The conflict at the heart of Dear Mandela, an ambitious expansion of a short piece of documentary filmmaking from years ago, occasionally seems to reflect that very paradox, especially as the South African government swoops into the shantytowns just outside Durban to sweep them away and the audience is instantly invested in the microcosmic idea that destroying them—as opposed to fighting the macrocosmic conditions that result in their existence in the first place—is a crime against humanity. But those speculative differentiations get defused pretty early on by Mnikelo, one of the three young South Africans the film follows (along with Zama and Mazi), who explains the importance shacks have to his people. “If you have a lot of friends like me, you don’t suffer,” he says. “You don’t passerby when the people are building a house. So when you build a shack, your friends, your comrades will come.”
Their evictions, which happen long after Nelson Mandela’s election heralded the end of apartheid in South Africa, are a violation of their country’s constitution, the insult compounding a much more troubling injury: By wiping out the slums inhabited by people who’ve been waiting years for housing programs to kick in, bureaucratic leaders concerned with making good on a promise to eradicate poverty are instead working to dismantle the visual reminders, not the malady itself, literally attacking the marginalized population’s visibility.

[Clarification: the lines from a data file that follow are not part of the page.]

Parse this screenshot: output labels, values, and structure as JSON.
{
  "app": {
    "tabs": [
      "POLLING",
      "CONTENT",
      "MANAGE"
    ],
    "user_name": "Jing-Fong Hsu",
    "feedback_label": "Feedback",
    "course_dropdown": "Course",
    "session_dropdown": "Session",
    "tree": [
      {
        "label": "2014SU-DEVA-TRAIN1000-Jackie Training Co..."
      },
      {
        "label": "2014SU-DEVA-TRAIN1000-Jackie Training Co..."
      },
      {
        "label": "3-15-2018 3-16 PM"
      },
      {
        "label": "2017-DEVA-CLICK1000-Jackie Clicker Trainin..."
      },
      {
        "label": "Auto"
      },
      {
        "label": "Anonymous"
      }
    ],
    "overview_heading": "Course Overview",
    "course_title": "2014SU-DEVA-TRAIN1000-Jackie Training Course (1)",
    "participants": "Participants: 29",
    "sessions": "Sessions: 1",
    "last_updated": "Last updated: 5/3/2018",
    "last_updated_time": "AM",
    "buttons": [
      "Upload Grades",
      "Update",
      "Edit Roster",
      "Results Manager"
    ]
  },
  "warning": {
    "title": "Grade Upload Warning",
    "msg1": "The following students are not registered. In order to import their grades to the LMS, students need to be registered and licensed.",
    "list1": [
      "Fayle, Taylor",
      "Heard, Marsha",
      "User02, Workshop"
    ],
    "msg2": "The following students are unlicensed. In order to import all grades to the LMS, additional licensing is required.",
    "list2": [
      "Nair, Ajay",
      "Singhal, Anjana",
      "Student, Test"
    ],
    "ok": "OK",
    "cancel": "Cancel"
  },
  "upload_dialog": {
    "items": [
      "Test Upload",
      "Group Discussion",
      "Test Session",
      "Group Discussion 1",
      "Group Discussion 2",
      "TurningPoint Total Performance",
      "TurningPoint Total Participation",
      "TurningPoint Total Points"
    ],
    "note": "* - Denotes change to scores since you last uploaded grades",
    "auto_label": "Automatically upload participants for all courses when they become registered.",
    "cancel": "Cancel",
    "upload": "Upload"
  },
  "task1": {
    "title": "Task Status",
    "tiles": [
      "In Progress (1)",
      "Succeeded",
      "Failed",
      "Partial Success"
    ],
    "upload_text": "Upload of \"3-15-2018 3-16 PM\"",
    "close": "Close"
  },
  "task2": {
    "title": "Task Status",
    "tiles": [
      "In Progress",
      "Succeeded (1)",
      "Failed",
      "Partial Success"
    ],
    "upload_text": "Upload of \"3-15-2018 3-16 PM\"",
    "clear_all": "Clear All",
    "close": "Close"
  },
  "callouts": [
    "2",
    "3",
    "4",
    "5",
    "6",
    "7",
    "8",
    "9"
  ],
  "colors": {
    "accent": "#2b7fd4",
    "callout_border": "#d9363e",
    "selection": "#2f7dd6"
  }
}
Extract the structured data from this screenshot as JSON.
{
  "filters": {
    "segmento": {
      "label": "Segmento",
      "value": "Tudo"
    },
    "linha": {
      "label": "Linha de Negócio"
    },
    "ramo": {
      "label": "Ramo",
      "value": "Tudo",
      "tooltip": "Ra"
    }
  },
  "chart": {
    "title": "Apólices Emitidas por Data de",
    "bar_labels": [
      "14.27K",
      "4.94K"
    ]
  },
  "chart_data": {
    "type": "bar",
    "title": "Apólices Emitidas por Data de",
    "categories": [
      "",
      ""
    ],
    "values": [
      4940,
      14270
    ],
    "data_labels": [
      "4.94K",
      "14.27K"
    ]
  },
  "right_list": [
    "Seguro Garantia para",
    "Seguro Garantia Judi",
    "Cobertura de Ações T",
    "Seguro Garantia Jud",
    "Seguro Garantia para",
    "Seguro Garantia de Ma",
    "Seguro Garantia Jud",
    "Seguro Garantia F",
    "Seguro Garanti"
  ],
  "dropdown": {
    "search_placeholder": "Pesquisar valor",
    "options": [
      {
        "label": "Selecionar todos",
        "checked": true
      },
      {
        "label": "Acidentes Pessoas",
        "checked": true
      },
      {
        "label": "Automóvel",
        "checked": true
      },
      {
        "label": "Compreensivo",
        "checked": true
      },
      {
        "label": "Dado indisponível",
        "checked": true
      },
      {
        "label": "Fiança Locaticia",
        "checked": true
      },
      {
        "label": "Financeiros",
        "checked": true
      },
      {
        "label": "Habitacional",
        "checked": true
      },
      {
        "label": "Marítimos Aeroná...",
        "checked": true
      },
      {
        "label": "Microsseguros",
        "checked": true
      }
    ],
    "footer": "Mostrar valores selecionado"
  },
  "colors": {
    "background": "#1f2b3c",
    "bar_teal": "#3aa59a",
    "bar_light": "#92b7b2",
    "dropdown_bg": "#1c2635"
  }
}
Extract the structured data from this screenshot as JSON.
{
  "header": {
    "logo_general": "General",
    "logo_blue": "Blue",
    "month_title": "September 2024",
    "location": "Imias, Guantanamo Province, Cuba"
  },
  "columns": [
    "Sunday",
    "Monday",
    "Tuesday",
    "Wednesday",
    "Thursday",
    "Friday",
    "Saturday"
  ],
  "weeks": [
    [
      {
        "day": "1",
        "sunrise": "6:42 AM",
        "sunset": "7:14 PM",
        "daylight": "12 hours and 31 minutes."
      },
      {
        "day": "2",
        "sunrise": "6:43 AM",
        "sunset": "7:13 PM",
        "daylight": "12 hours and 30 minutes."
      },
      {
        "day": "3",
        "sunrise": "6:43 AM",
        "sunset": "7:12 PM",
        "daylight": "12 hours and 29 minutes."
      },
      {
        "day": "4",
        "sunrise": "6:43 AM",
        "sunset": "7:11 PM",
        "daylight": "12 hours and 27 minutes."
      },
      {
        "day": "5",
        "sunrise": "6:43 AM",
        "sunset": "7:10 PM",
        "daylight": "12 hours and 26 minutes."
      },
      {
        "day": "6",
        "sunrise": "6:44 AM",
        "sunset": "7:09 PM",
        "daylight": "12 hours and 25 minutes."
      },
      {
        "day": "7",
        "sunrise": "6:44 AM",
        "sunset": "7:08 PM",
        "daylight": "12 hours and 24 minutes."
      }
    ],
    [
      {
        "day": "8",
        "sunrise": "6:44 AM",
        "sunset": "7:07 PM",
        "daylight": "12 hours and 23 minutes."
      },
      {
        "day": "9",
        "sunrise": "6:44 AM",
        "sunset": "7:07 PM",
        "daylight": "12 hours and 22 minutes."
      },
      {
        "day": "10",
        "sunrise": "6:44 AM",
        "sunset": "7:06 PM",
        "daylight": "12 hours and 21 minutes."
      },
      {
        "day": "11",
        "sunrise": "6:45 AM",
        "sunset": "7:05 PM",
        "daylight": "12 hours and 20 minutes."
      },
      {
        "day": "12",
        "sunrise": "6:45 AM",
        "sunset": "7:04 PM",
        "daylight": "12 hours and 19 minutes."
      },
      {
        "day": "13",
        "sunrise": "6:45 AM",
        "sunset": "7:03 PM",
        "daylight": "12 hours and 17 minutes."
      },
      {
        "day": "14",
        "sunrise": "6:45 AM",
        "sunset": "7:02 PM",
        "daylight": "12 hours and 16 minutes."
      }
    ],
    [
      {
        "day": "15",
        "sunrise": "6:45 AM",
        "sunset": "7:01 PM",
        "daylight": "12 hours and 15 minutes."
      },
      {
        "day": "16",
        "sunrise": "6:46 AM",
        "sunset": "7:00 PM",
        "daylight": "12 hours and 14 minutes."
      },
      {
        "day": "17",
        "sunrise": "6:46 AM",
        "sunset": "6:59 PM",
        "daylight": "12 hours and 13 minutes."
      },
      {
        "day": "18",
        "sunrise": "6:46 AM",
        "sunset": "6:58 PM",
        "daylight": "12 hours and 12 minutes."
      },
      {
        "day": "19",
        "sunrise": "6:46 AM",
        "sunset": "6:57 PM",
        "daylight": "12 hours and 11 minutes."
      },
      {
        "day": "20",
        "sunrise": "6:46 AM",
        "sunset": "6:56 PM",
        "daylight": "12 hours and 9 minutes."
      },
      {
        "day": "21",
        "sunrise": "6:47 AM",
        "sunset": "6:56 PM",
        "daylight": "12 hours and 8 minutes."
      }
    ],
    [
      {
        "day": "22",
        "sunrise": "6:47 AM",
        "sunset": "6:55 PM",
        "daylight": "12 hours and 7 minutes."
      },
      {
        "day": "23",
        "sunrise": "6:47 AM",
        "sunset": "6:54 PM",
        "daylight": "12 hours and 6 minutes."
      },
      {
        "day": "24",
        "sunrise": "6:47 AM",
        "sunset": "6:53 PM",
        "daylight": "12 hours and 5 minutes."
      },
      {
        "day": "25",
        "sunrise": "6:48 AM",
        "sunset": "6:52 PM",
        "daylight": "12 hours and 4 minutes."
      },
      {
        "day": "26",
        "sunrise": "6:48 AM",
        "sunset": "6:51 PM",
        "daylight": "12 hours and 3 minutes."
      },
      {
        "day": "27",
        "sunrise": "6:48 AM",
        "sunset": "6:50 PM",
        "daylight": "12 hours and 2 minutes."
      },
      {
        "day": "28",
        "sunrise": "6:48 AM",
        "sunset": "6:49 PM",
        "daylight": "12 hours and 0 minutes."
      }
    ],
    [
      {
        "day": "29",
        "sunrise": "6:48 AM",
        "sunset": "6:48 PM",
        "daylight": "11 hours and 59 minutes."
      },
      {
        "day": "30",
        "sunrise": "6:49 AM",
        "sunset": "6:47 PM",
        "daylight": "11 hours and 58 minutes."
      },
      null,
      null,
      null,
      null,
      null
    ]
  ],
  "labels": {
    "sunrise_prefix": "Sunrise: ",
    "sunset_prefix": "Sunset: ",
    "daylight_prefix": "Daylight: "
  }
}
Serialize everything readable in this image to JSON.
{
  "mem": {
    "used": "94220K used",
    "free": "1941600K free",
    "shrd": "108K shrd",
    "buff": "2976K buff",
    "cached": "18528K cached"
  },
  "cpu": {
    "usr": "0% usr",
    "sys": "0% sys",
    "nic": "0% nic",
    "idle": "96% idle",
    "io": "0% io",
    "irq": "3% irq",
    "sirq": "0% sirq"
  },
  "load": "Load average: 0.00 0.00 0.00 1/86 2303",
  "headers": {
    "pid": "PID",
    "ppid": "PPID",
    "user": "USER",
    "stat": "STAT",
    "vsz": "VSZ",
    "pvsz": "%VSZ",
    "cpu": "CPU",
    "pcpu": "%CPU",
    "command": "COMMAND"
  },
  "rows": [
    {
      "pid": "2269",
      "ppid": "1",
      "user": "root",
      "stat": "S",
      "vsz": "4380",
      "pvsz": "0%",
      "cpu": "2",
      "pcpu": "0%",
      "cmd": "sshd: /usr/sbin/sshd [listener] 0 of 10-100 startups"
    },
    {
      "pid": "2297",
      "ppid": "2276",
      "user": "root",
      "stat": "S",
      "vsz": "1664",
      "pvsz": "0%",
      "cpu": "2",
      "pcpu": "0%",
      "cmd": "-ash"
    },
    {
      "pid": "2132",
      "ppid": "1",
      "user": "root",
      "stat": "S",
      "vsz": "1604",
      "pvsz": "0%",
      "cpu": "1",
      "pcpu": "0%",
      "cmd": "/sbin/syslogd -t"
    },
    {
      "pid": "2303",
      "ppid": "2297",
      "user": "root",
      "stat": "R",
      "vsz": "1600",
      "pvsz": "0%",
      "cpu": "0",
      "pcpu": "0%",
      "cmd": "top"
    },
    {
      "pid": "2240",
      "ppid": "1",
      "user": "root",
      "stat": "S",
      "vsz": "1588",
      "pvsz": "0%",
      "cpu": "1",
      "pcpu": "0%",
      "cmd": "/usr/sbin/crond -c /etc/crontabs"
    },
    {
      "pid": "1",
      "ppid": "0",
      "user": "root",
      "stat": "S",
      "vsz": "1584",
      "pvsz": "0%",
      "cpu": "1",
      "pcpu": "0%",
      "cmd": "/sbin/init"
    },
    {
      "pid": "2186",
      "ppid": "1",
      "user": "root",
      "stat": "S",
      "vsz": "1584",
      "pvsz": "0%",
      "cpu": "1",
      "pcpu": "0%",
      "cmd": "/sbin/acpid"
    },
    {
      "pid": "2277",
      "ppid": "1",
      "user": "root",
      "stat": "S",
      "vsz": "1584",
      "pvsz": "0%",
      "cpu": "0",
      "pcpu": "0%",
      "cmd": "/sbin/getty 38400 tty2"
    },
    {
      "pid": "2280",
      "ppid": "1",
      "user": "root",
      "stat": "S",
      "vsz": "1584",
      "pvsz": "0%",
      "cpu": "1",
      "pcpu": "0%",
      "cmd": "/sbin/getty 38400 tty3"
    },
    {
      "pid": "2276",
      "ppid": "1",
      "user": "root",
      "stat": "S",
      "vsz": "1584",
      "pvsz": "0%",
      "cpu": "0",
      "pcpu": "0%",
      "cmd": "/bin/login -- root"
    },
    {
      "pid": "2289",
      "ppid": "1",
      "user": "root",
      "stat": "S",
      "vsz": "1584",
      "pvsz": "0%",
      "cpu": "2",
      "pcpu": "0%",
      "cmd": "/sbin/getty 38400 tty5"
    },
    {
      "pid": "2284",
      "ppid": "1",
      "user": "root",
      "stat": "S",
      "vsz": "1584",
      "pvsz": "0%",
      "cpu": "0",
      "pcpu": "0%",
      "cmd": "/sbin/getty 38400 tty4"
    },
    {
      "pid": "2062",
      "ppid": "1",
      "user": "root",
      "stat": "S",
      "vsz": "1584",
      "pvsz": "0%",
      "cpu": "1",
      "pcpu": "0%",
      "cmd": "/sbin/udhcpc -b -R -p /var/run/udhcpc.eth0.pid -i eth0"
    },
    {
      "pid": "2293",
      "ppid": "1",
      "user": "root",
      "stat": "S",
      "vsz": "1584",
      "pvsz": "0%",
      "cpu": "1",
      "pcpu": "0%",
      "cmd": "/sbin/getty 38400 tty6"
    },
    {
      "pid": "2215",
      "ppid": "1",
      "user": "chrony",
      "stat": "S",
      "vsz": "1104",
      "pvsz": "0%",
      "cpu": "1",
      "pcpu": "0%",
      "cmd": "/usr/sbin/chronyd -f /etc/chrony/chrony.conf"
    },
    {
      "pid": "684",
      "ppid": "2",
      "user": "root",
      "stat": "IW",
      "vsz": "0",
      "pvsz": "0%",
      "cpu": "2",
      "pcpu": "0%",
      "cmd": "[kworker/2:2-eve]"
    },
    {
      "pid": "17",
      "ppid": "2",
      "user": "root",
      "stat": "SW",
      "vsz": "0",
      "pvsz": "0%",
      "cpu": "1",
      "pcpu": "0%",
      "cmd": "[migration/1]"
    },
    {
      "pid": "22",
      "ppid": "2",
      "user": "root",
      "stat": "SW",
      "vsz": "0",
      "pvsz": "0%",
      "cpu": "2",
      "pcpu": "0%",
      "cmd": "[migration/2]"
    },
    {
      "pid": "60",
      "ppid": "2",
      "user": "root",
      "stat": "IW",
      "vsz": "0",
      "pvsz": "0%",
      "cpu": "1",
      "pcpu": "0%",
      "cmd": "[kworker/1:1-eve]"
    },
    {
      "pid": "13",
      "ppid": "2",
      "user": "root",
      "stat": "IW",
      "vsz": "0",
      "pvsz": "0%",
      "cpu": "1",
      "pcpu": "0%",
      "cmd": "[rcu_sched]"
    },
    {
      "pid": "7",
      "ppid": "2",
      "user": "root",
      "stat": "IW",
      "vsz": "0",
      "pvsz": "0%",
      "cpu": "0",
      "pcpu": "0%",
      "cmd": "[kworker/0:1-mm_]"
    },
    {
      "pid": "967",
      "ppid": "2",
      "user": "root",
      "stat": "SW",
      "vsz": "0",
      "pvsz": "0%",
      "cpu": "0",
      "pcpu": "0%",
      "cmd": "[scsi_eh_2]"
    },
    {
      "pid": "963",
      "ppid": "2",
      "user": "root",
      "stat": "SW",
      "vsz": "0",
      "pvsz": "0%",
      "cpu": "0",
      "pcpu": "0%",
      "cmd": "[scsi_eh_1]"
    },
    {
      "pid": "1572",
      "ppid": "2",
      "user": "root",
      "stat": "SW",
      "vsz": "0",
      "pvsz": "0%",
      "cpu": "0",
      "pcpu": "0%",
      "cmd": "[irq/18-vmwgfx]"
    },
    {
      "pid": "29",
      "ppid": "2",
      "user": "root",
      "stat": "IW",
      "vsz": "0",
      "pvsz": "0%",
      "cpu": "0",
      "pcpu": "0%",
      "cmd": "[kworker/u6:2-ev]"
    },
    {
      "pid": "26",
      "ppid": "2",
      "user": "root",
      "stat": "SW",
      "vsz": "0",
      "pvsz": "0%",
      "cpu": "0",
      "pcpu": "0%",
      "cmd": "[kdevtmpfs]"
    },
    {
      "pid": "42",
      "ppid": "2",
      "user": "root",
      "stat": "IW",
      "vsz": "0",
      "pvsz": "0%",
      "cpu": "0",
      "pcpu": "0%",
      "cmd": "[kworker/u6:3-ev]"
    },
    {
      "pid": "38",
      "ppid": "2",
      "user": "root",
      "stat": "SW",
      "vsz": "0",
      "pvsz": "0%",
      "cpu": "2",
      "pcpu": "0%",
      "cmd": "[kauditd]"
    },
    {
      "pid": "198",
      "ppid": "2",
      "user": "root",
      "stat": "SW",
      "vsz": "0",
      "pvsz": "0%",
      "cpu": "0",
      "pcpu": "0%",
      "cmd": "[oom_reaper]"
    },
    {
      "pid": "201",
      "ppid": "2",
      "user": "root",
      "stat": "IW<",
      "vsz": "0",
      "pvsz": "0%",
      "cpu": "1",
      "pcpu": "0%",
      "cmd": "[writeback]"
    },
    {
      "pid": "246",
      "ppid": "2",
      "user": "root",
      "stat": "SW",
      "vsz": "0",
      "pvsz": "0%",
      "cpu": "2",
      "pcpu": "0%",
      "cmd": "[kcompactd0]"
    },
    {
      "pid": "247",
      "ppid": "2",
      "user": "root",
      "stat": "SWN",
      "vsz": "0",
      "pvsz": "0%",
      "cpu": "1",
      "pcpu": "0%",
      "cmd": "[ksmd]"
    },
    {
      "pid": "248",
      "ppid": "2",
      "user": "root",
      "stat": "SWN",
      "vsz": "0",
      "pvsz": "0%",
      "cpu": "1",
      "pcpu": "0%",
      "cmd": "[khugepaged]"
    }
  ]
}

Early in the film, Mazwi muses, “I never thought that I’d be an activist, because I never expected that we’d be fighting for something that we’d been promised,” a statement juxtaposed against a shot of him looping his belt decorated with images of Barack Obama. (In another pointed scene, Mnikelo defaces his election ballot with the phrase: “No land, no house, no vote.”) The irony is clear, but the message is hardly glib: One can never be so well off that they should take for granted their own capacity to incite political change. And fighting for the sparest of bottom lines isn’t tantamount to letting unkept promises slide. We, and they, can do better.